There are already lightweight alternatives for many popular third-party embeds. In the past, I’ve written about how these could be used with Cloudflare Workers to reduce the impact of YouTube & Vimeo content on a page. That’s all good if you’ve got the time to find and implement these packages.

Imagine how nice would it be, though, if the default embed code for a YouTube video was a lightweight snippet that anyone could copy into their code/CMS without having to think about how it might impact web page performance or sustainability.

Sustainable-first search results

Just picture if Google turned around tomorrow and said “we’re going give a search ranking boost to domains that are hosted on a green web host”. We saw a sudden surge in people taking an active interest in web performance when Google made a similar statement for Core Web Vitals. Albeit that Core Web Vitals is a Google initiative, having them as a ranking factor saw a lot more website owners suddenly focusing on their site’s performance.

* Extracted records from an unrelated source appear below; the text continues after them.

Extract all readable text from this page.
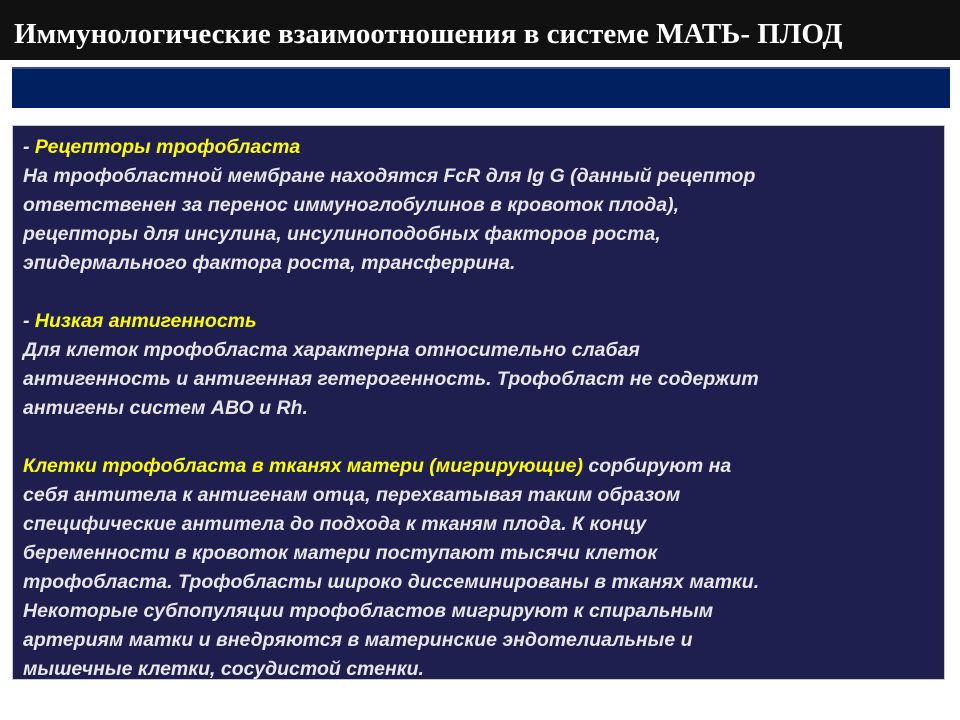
Иммунологические взаимоотношения в системе МАТЬ- ПЛОД

- Рецепторы трофобласта

На трофобластной мембране находятся FcR для Ig G (данный рецептор

ответственен за перенос иммуноглобулинов в кровоток плода),

рецепторы для инсулина, инсулиноподобных факторов роста,

эпидермального фактора роста, трансферрина.

- Низкая антигенность

Для клеток трофобласта характерна относительно слабая

антигенность и антигенная гетерогенность. Трофобласт не содержит

антигены систем АВО и Rh.

Клетки трофобласта в тканях матери (мигрирующие) сорбируют на

себя антитела к антигенам отца, перехватывая таким образом

специфические антитела до подхода к тканям плода. К концу

беременности в кровоток матери поступают тысячи клеток

трофобласта. Трофобласты широко диссеминированы в тканях матки.

Некоторые субпопуляции трофобластов мигрируют к спиральным

артериям матки и внедряются в материнские эндотелиальные и

мышечные клетки, сосудистой стенки.
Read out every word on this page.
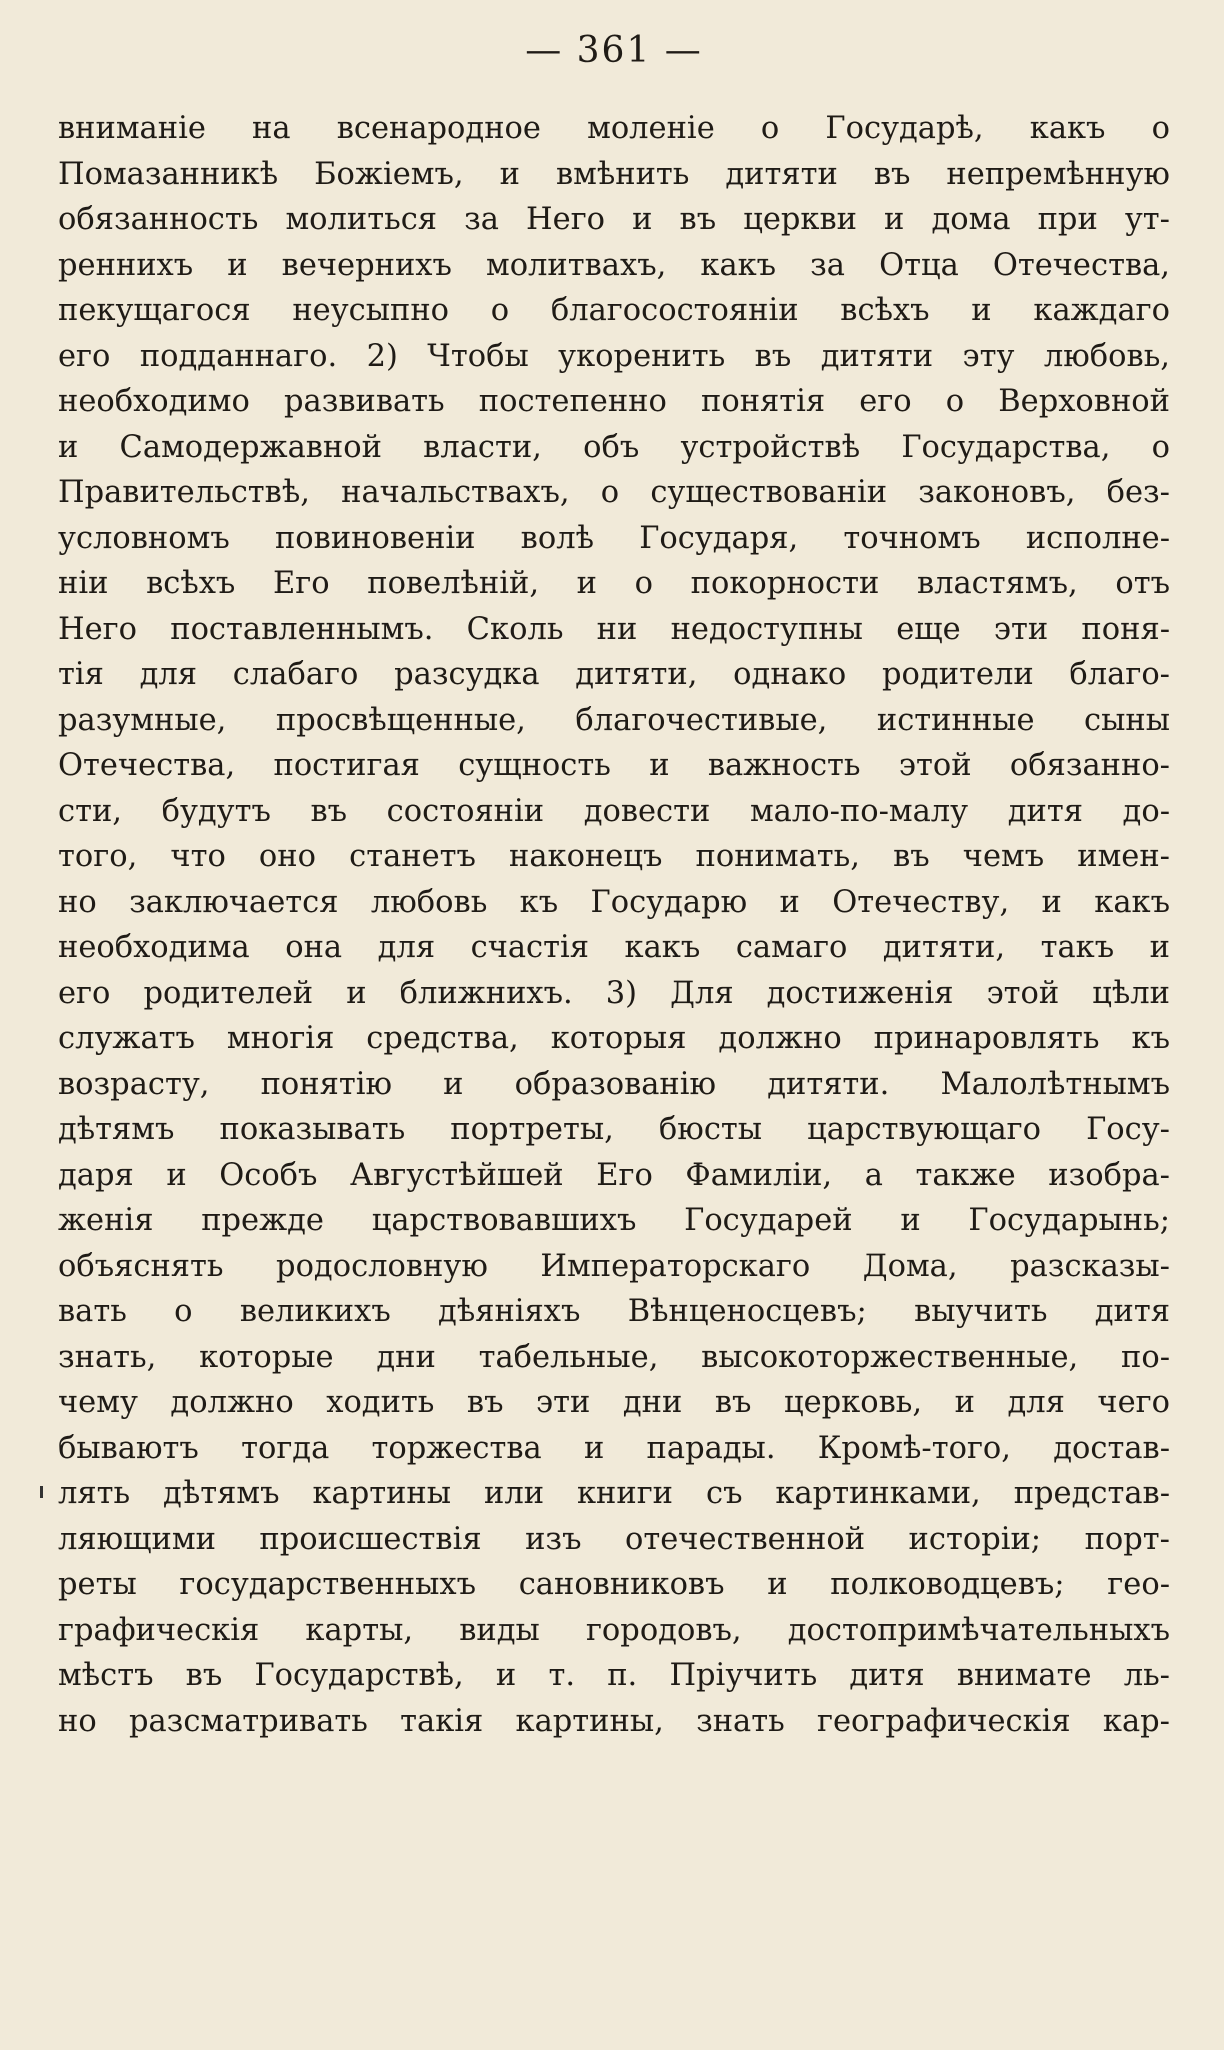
— 361 —
вниманіе на всенародное моленіе о Государѣ, какъ о
Помазанникѣ Божіемъ, и вмѣнить дитяти въ непремѣнную
обязанность молиться за Него и въ церкви и дома при ут-
реннихъ и вечернихъ молитвахъ, какъ за Отца Отечества,
пекущагося неусыпно о благосостояніи всѣхъ и каждаго
его подданнаго. 2) Чтобы укоренить въ дитяти эту любовь,
необходимо развивать постепенно понятія его о Верховной
и Самодержавной власти, объ устройствѣ Государства, о
Правительствѣ, начальствахъ, о существованіи законовъ, без-
условномъ повиновеніи волѣ Государя, точномъ исполне-
ніи всѣхъ Его повелѣній, и о покорности властямъ, отъ
Него поставленнымъ. Сколь ни недоступны еще эти поня-
тія для слабаго разсудка дитяти, однако родители благо-
разумные, просвѣщенные, благочестивые, истинные сыны
Отечества, постигая сущность и важность этой обязанно-
сти, будутъ въ состояніи довести мало-по-малу дитя до-
того, что оно станетъ наконецъ понимать, въ чемъ имен-
но заключается любовь къ Государю и Отечеству, и какъ
необходима она для счастія какъ самаго дитяти, такъ и
его родителей и ближнихъ. 3) Для достиженія этой цѣли
служатъ многія средства, которыя должно принаровлять къ
возрасту, понятію и образованію дитяти. Малолѣтнымъ
дѣтямъ показывать портреты, бюсты царствующаго Госу-
даря и Особъ Августѣйшей Его Фамиліи, а также изобра-
женія прежде царствовавшихъ Государей и Государынь;
объяснять родословную Императорскаго Дома, разсказы-
вать о великихъ дѣяніяхъ Вѣнценосцевъ; выучить дитя
знать, которые дни табельные, высокоторжественные, по-
чему должно ходить въ эти дни въ церковь, и для чего
бываютъ тогда торжества и парады. Кромѣ-того, достав-
лять дѣтямъ картины или книги съ картинками, представ-
ляющими происшествія изъ отечественной исторіи; порт-
реты государственныхъ сановниковъ и полководцевъ; гео-
графическія карты, виды городовъ, достопримѣчательныхъ
мѣстъ въ Государствѣ, и т. п. Пріучить дитя внимате ль-
но разсматривать такія картины, знать географическія кар-
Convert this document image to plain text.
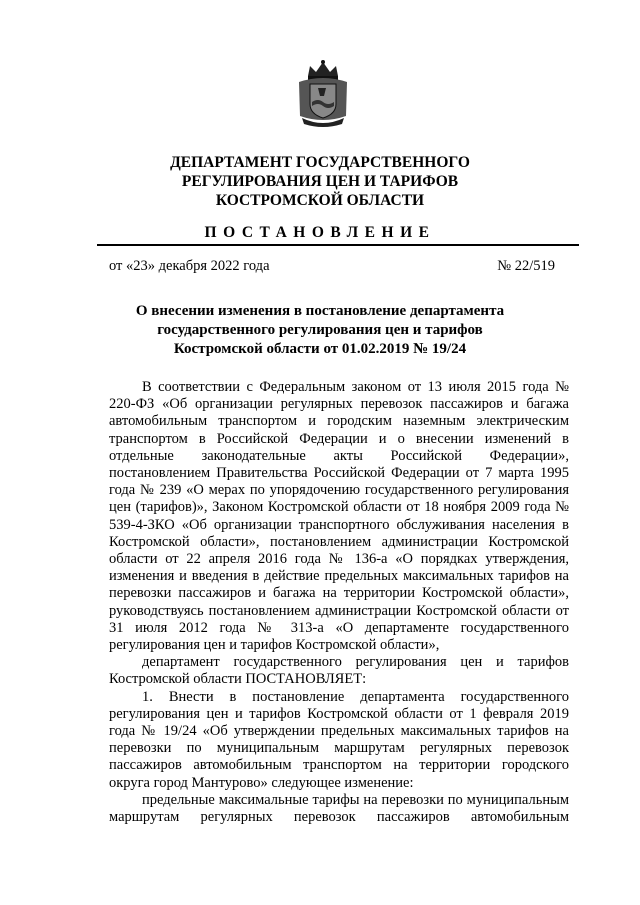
ДЕПАРТАМЕНТ ГОСУДАРСТВЕННОГО
РЕГУЛИРОВАНИЯ ЦЕН И ТАРИФОВ
КОСТРОМСКОЙ ОБЛАСТИ
ПОСТАНОВЛЕНИЕ
от «23» декабря 2022 года	№ 22/519
О внесении изменения в постановление департамента
государственного регулирования цен и тарифов
Костромской области от 01.02.2019 № 19/24

В соответствии с Федеральным законом от 13 июля 2015 года № 220-ФЗ «Об организации регулярных перевозок пассажиров и багажа автомобильным транспортом и городским наземным электрическим транспортом в Российской Федерации и о внесении изменений в отдельные законодательные акты Российской Федерации», постановлением Правительства Российской Федерации от 7 марта 1995 года № 239 «О мерах по упорядочению государственного регулирования цен (тарифов)», Законом Костромской области от 18 ноября 2009 года № 539-4-ЗКО «Об организации транспортного обслуживания населения в Костромской области», постановлением администрации Костромской области от 22 апреля 2016 года № 136-а «О порядках утверждения, изменения и введения в действие предельных максимальных тарифов на перевозки пассажиров и багажа на территории Костромской области», руководствуясь постановлением администрации Костромской области от 31 июля 2012 года № 313-а «О департаменте государственного регулирования цен и тарифов Костромской области»,

департамент государственного регулирования цен и тарифов Костромской области ПОСТАНОВЛЯЕТ:

1. Внести в постановление департамента государственного регулирования цен и тарифов Костромской области от 1 февраля 2019 года № 19/24 «Об утверждении предельных максимальных тарифов на перевозки по муниципальным маршрутам регулярных перевозок пассажиров автомобильным транспортом на территории городского округа город Мантурово» следующее изменение:

предельные максимальные тарифы на перевозки по муниципальным маршрутам регулярных перевозок пассажиров автомобильным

The Ecosia search engine already highlights planet-friendly organisations in its search results. Meanwhile, Alphabet has also started to surface sustainability information and nudges across several of its products. Having the default Google search experience return prioritised sustainable results, or presenting indicators next to results, would have a profound impact in the movement towards a more sustainable web.

More defaults, less thinking

The ideas I’ve presented above are just that, ideas. Some are a pretty whack, while others are more realistic. When it’s all said and done, though, the less I need to actively think about the sustainability impacts of my decisions as a developer, consumer, or human the better.